SafetyRepro: Configuration-Conditional Rank Instability on Alignment Benchmarks

2026-05-25Machine Learning

Machine Learning
AI summary

The authors explain that when researchers compare AI models by saying things like 'Model A is safer than Model B,' these comparisons depend heavily on how the tests are set up, which is often not clearly explained. They provide a new theoretical idea showing that small changes in evaluation settings can flip which model appears better. They also created a way to test this idea on popular safety benchmarks and found that the choice of test details alone can change the rankings. This helps highlight a key reason why some model comparisons might be unreliable.
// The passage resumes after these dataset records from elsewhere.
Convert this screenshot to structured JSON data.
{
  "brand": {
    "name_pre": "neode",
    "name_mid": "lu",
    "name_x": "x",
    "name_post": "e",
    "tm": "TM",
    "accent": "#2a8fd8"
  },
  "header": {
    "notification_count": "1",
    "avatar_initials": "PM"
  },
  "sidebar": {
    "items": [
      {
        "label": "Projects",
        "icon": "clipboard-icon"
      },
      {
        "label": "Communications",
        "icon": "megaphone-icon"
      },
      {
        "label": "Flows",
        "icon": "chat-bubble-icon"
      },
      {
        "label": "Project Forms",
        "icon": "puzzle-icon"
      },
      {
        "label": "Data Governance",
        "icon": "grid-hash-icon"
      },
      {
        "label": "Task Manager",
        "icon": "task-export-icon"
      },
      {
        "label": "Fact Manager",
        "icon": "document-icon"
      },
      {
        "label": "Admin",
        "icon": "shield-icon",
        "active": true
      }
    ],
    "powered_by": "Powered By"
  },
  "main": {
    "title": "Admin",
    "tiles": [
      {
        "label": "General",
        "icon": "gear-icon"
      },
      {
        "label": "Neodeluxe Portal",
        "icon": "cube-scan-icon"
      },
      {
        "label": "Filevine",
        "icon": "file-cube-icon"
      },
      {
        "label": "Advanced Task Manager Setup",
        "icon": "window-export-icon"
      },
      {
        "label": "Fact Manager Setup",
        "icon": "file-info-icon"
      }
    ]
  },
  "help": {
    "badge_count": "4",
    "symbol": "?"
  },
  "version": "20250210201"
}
foundation modelsmodel comparisonbenchmarkingpairwise disagreementevaluation protocolAI safetyalignment benchmarksordering reversalconfiguration choice
Authors
Yanhang Li, Zhichao Fan, Zexin Zhuang
Abstract
Pairwise model comparisons drawn from foundation-model benchmarks ("A is safer than B") are read as quantitative verdicts but hinge on harness choices benchmark papers under-specify. We close one theory-benchmark loop on this primitive: a finite-envelope proposition tying a measurable pairwise-disagreement rate to whether the strict ordering admits a configuration-pair reversal, paired with a commit-stamped evaluation protocol that operationalises it on widely cited alignment benchmarks. On every benchmark we test, configuration choice alone can flip the pairwise verdict; the proposition isolates this strict-reversal failure mode.